“They came singing in procession from the forest. Their dance was uncouth; their song a solemn tuneless chant; they revolved in a circle, clasping their hands as we do in prayer, with their eyes fixed always on the moon, and sometimes their arms hung wildly toward her. The youth who played the drum assumed a glorious attitude. As I looked upon him—his head thrown back, his eyes upturned, his fantastic headdress, his naked, finely moulded form—I saw beauty in the savage for the first time.

“The measure changed, and two women, covered with green leaves and the skins of wild beasts, danced in the midst, where they executed a pas-de-deux which would have made a première danseuse despair. They accompanied their intricate steps with miraculous contortions of the body, and obtained small presents of white beads from the spectators.

“It has always appeared to me a special ordinance of Nature that women, who are so easily fatigued by the ascent of a flight of stairs, or by a walk to church, should be able to dance for any length of time; but never did I see female endurance equal this. Never did I spend a worse night’s rest. All night long those dreary deafening sounds drove sleep away, and the next morning these two infatuated women were still to be seen within a small but select circle of constant admirers, writhing in their sinuous (and now somewhat odorous) forms with unabated ardor.”

The form of marimba or handja which is used among the Fans has mostly seven notes, and the gourds have each a hole in them covered with a piece of spider’s web, as has already been narrated of the Central African drums. The Fan handja is fastened to a slight frame; and when the performer intends to play the instrument, he sits down, places the frame on his knees, so that the handja is suspended between them, and then beats on the keys with two short sticks. One of these sticks is made of hard wood, but the end of the other is covered with some soft material so as to deaden the sound. The Fans have really some ear for music, and possess some pretty though rudely constructed airs.

Of course the Fans have drums. The favorite form seems rather awkward to Europeans. It consists of a wooden and slightly conical cylinder, some four feet in length and only ten inches in diameter at the wider end, the other measuring barely seven inches. A skin is stretched tightly over the large end, and when the performer plays on it, he stands with bent knees, holding the drum between them, and beats furiously on the head with two wooden sticks.

To return to the Fan belief in charms.

It has already been mentioned that the Fans mostly hunt the elephant by driving it against a barrier artificially formed of vines, and killing it as it struggles to escape from the tangled and twisted creepers. They have also another and most ingenious plan, which, however, scarcely seems to be their own invention, but to be partly borrowed from the tribes through which they have passed in their progress westward.

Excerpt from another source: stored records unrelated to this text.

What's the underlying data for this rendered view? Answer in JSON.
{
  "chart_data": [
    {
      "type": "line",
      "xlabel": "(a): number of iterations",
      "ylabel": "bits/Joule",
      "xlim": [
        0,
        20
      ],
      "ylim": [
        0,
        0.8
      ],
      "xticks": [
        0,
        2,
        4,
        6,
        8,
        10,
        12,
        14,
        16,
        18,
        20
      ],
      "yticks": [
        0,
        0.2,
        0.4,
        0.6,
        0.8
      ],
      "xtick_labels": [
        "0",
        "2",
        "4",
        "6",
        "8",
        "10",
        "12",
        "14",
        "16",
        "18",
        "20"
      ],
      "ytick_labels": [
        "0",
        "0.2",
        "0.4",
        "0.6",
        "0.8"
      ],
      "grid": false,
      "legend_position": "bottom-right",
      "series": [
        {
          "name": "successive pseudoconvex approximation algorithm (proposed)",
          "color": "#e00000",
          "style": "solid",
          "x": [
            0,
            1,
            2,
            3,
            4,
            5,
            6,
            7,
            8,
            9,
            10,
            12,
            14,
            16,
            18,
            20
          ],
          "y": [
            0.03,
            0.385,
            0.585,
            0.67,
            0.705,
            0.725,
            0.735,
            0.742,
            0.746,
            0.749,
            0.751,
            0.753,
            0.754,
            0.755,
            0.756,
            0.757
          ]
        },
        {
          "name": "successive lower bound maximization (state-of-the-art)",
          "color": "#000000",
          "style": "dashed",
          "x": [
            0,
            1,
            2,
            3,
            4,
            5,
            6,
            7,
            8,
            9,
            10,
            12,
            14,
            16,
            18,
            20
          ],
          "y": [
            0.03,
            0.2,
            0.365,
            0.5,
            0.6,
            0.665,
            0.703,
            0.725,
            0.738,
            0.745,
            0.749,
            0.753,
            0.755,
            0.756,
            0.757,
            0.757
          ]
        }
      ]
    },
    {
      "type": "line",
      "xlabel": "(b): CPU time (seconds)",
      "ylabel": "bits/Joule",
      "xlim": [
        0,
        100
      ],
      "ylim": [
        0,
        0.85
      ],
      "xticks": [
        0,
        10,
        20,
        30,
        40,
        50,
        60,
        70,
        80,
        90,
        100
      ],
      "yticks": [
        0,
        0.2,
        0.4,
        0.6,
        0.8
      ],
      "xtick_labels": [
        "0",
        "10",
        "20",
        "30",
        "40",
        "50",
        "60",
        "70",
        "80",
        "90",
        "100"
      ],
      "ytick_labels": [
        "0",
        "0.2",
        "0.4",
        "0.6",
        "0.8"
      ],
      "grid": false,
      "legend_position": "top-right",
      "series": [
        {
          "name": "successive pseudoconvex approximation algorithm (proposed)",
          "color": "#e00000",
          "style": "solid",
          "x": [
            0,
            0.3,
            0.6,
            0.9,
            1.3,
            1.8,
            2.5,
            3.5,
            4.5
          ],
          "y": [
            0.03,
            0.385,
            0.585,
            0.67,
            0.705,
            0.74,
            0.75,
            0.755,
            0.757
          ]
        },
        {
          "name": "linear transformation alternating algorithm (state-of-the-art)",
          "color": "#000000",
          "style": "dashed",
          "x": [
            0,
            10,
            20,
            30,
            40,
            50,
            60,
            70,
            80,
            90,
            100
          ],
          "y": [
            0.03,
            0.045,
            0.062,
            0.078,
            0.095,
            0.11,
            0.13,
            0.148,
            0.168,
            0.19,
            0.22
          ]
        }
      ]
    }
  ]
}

This plan is called the Nghal, that being the name of the enclosure into which the animals are enticed. While Mr. Reade was in the country of the Mpongwé tribe, into which, it will be remembered, the Fans had forced their way, the hunters found out that three elephants frequented a certain portion of the forest. Honorably paying the Mpongwé for permission to hunt in their grounds, they set out and built round an open patch of ground an enclosure, slightly made, composed of posts and railings. Round the nghal were the huts of the Fan hunters. When Mr. Reade arrived there, he was told that the three elephants were within the nghal, sleeping under a tree; and sure enough there they were, one of them being a fine old male with a large pair of tusks. If he had chosen he could have walked through the fence without taking the trouble to alter his pace, but here he was, together with his companions, without the slightest idea of escaping. So certain were the hunters that their mighty prey was safe, that they did not even take the trouble to close the openings through which the animals had entered the nghal. They were in no hurry to kill the elephants. They liked to look at them as they moved about in the nghal, apparently unconscious of the continual hubbub around them, and certainly undisturbed by it. The elephants were to remain there until the new moon, which would rise in a fortnight, and then they would be killed in its honor.

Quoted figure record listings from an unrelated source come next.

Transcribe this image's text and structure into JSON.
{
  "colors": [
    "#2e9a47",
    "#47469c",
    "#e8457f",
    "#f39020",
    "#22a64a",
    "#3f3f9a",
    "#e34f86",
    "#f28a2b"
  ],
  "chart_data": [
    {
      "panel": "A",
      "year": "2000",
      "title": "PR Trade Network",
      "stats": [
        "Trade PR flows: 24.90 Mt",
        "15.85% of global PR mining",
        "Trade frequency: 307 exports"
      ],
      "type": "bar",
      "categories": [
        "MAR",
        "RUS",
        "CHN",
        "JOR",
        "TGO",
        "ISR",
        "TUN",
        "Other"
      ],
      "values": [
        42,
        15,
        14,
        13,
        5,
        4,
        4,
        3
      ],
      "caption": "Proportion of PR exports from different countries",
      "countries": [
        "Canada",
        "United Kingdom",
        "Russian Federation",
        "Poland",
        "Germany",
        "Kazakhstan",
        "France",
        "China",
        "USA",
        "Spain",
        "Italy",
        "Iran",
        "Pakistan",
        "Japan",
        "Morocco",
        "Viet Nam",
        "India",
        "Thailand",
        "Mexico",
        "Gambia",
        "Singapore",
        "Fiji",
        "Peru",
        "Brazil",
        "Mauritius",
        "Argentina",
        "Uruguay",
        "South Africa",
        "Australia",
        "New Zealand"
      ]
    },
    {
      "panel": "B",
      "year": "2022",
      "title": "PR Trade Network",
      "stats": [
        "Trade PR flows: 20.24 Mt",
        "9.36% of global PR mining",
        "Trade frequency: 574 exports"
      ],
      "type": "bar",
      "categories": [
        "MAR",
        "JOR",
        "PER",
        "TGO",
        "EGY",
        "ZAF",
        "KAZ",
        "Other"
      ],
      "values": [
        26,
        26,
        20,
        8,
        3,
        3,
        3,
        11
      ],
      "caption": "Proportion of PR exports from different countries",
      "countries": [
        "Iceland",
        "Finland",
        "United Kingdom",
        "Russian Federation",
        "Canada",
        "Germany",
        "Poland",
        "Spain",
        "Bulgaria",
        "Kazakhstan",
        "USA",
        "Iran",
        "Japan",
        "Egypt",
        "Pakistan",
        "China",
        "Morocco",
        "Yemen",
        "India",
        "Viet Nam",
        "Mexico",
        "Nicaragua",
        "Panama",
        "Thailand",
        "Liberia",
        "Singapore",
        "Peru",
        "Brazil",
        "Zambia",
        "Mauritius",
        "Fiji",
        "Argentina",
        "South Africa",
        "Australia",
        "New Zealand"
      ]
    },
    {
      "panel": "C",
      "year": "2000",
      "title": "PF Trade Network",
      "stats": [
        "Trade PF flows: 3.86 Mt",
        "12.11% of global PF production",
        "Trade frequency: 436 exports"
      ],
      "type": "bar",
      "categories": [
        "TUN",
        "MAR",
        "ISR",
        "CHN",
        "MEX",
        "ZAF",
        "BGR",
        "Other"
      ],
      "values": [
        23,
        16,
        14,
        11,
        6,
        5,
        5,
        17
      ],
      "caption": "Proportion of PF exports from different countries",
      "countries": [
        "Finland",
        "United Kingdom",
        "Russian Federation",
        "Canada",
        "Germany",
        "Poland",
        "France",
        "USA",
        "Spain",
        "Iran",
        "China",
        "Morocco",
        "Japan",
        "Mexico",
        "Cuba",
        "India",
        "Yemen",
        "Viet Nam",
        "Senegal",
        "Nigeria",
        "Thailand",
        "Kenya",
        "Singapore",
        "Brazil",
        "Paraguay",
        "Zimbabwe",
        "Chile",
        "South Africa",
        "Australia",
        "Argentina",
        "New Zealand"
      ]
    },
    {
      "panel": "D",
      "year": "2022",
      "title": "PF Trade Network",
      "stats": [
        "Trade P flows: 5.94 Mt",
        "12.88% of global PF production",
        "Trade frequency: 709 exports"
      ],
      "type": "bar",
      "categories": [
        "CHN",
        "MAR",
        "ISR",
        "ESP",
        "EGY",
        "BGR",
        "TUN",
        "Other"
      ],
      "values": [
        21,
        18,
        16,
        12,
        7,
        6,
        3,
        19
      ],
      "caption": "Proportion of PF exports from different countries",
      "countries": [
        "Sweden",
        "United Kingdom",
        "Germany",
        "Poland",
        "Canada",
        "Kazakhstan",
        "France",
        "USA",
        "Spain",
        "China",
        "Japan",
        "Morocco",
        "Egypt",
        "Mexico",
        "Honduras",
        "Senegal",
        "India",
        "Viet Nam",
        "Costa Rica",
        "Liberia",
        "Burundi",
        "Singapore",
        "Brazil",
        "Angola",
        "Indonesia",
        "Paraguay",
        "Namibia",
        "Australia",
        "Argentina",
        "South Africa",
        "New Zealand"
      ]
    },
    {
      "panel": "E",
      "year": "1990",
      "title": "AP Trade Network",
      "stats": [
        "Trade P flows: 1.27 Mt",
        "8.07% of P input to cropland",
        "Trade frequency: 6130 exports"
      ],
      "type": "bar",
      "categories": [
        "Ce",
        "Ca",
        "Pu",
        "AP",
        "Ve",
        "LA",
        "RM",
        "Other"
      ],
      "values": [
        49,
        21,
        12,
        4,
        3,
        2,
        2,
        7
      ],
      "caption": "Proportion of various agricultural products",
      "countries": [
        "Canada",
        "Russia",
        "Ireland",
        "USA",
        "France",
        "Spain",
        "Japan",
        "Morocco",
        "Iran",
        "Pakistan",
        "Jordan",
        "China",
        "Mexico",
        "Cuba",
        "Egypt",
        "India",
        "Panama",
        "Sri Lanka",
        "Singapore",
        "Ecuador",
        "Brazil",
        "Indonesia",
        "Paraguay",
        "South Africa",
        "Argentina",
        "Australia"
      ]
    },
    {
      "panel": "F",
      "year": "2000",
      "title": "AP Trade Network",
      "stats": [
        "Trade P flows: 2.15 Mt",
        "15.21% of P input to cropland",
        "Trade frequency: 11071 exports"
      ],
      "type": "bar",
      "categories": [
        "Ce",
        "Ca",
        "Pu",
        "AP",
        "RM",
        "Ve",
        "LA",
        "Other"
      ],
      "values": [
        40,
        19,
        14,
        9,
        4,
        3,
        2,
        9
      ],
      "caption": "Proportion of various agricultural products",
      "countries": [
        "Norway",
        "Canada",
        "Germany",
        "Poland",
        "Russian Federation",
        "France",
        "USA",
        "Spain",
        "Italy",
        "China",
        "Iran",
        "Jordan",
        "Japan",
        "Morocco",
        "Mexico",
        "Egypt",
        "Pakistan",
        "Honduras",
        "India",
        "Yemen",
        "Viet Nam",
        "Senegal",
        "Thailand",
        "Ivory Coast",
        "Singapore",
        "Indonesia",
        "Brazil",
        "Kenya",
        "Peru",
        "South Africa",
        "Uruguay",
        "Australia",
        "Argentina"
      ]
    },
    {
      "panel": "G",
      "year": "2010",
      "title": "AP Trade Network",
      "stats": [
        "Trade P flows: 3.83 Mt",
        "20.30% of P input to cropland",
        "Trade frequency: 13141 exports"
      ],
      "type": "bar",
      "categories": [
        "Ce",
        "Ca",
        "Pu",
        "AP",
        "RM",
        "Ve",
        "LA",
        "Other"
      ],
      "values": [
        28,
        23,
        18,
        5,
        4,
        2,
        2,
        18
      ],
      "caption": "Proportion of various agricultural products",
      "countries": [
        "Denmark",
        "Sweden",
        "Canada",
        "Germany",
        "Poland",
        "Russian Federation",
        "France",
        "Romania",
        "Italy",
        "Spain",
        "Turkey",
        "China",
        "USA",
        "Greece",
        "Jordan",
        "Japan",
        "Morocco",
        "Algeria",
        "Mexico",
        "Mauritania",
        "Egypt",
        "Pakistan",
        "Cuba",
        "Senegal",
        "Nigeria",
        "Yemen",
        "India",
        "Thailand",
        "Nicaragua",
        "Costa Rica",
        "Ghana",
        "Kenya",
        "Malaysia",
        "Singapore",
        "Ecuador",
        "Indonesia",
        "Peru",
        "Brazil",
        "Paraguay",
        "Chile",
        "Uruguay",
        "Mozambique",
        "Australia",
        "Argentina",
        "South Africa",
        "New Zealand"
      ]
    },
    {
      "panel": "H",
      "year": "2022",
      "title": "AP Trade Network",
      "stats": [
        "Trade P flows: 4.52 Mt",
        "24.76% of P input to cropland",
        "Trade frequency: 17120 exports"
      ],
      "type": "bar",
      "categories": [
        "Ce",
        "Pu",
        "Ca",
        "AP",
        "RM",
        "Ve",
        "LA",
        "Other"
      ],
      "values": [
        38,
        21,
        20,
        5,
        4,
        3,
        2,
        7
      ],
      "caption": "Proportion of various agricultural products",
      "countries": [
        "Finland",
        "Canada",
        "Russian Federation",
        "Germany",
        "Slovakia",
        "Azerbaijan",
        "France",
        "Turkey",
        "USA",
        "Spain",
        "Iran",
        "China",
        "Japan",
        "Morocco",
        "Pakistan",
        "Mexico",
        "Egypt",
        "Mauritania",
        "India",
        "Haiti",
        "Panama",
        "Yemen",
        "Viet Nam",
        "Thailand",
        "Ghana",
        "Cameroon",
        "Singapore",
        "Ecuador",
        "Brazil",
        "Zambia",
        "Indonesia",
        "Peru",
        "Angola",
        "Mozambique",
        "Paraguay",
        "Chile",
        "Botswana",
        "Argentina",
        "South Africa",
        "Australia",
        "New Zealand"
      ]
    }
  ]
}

On inquiring, it was found that the enclosure was not built round the elephants, as might have been supposed. No. It was built at some distance from the spot where the elephants were feeding. “The medicine men made fetish for them to come in. They came in. The medicine men made fetish for them to remain. And they remained. When they were being killed, fetish would be made that they might not be angry. In a fortnight’s time the new moon would appear, and the elephants would then be killed. Before that time all the shrubs and light grass would be cut down, the fence would be strengthened, and interlaced with boughs. The elephants would be killed with spears, crossbows, and guns.”

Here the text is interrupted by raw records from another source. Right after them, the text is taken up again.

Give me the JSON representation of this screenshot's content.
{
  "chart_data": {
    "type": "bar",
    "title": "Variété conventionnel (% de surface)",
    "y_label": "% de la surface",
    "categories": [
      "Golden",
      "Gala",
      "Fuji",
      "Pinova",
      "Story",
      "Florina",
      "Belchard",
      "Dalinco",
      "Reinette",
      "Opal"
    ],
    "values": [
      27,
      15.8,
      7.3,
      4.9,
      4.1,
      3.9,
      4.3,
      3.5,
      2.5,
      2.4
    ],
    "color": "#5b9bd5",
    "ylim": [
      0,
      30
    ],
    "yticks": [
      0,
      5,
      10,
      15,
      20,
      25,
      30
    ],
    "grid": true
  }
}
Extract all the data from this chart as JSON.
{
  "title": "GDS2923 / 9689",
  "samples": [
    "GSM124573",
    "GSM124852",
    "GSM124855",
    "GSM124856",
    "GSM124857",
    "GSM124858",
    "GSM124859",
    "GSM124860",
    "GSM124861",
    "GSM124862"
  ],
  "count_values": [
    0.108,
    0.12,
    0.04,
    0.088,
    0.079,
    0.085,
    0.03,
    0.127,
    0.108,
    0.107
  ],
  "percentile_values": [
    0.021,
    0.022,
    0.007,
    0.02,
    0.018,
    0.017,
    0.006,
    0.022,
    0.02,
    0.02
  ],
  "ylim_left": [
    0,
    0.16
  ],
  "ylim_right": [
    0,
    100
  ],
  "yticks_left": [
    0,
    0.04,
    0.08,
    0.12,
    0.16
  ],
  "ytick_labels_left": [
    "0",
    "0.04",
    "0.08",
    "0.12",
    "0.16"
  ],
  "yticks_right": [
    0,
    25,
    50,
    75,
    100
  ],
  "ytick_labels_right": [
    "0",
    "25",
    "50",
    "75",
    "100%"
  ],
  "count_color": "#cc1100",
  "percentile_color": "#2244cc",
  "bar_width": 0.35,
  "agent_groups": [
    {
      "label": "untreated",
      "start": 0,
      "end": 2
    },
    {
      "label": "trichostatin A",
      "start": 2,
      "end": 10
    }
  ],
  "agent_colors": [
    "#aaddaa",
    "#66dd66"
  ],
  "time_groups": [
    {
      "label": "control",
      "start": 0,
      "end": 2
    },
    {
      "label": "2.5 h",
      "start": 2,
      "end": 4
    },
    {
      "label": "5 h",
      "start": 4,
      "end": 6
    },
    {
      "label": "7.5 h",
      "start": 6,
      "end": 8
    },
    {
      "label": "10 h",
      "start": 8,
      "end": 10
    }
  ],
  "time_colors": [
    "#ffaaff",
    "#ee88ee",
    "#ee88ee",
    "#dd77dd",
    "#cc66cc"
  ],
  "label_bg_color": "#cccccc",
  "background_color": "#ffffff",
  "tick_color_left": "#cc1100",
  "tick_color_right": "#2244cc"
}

The natives, however, would not allow their white visitor to enter the nghal, as he wished to do, and refused all his bribes of beads and other articles precious to the soul of the Fan. They feared lest the presence of a white man might break the fetish, and the sight of a white face might fright the elephants so much as to make them disregard all the charms that had been laid upon them, and rush in their terror against the fragile barrier which held them prisoners.

As to the method by which the elephants were induced to enter the enclosure, no other answer was made than that which had already been given. In India the enclosure is a vast and complicated trap, with an opening a mile or so in width, into which the elephants are driven gradually, and which is closed behind them as they advance into smaller and smaller prisons. In Africa all that was done was to build an enclosure, to leave an opening just large enough to admit an elephant, to make fetish for the elephants, and in they came.